I had spotted the interesting clouds in the background of today’s photo coming across the sky and set about finding something to put in front of them. A lot of my photos, particularly in places I know well, like Bermuda, are the result of seeing something developing in the sky and finding a location to act as my foreground. If I’m heading out in Bermuda I’ll often look at the sky and make a split decision on where to head rather than thinking of what I want to photograph. The approach may be a little backwards, but it works when you’ve got options in all directions, within 15 minutes drive. I wonder how many more photographers regularly let the sky dictate the location they choose to shoot. Feel free to let me know what you think about this in the comments.
This is the driveway to the Waterford Estate in Stellenbosch. After two days of adrenaline, cage diving with great whites and going on a combat flight in a Huey Helicopter, it seemed a good idea to have a more relaxing day. Wine was the perfect solution. That being said we still decided that we had to stop off at Cheetah Outreach to become acquainted with a few big cats on the way to our first vineyard. We didn’t want the day to feel too safe. After enjoying a wine and chocolate pairing (mandated by Shannon’s exuberant cheer while hearing the options), which involved 6 or 7 wines and three chocolates, everyone was suitably mellow.

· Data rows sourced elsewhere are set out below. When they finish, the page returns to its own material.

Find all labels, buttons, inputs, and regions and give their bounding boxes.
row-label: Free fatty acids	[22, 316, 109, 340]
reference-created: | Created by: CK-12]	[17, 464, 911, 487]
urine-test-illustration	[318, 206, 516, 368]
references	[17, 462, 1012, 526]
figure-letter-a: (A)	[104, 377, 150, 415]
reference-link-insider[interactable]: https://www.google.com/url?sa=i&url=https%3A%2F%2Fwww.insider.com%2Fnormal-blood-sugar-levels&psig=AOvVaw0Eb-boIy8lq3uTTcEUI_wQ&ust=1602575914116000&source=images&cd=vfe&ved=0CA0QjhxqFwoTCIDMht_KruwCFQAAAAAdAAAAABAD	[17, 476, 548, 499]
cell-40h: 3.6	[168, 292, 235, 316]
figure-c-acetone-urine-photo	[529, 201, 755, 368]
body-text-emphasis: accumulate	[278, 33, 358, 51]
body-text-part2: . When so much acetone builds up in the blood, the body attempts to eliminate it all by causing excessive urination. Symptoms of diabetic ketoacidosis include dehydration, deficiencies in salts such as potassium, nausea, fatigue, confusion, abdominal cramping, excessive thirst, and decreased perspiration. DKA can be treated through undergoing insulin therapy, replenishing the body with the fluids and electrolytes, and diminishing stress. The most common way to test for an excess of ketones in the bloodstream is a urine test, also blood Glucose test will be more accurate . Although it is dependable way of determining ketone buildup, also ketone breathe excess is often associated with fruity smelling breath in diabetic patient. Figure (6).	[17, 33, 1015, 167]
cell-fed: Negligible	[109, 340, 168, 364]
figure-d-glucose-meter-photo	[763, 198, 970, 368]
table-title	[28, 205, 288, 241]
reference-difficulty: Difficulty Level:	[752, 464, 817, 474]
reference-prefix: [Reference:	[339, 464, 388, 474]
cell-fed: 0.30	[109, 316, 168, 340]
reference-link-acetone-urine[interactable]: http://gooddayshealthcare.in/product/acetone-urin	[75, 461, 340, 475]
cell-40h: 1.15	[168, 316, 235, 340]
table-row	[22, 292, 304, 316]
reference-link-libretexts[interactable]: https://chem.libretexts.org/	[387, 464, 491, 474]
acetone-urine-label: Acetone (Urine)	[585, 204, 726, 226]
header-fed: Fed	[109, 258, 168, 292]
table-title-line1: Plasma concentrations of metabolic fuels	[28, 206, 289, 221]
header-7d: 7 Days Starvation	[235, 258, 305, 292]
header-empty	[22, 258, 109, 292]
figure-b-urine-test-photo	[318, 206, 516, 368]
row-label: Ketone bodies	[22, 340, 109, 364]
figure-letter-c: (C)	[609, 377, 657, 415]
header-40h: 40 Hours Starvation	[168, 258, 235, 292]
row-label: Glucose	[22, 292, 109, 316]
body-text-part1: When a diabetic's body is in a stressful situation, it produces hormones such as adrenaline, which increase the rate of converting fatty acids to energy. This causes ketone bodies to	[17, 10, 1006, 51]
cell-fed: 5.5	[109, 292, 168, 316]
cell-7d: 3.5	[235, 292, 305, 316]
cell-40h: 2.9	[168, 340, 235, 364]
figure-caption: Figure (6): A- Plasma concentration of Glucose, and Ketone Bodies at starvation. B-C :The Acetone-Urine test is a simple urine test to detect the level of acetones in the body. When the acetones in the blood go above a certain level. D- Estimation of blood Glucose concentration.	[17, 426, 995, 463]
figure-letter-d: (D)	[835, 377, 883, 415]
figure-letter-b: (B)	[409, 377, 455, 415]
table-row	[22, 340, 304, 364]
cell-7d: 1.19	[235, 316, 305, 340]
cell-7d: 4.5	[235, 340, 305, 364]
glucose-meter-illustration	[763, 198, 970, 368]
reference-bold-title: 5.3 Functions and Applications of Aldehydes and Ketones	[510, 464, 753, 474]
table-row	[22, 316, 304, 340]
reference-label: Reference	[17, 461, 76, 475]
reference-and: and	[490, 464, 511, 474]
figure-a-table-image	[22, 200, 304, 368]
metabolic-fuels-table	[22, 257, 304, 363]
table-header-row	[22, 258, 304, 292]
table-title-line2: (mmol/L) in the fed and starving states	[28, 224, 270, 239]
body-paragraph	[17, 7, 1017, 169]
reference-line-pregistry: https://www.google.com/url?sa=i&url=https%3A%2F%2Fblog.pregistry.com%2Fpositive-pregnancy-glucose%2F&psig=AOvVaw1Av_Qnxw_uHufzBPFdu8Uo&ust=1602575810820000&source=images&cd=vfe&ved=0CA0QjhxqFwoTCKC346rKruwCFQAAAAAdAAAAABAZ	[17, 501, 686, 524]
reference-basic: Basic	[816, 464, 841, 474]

Not mellow enough, however, to prevent them heckling from the car as I set up for this photo. The reason for this one and only display of tensions at my photo taking was quite understandable. I spent so long setting up, and adjusting the positioning of my camera that we were too late for the game sampling lunch we had planned. Fortunately this disappointment was replaced by one of the great experiences of our trip – bobotie. It’s a South African dish made with minced beef, raisins and spices topped with an egg film. It looks like a cottage pie but that’s as far as the similarities go. It’s also served with mango chutney and bananas. I have no idea how anyone decided this combination was a good idea. When I’m next in South Africa this will be one of the meals I seek out.
In the end, I’m happy with this picture and my time-wasting resulted in a great meal, so it all worked out nicely.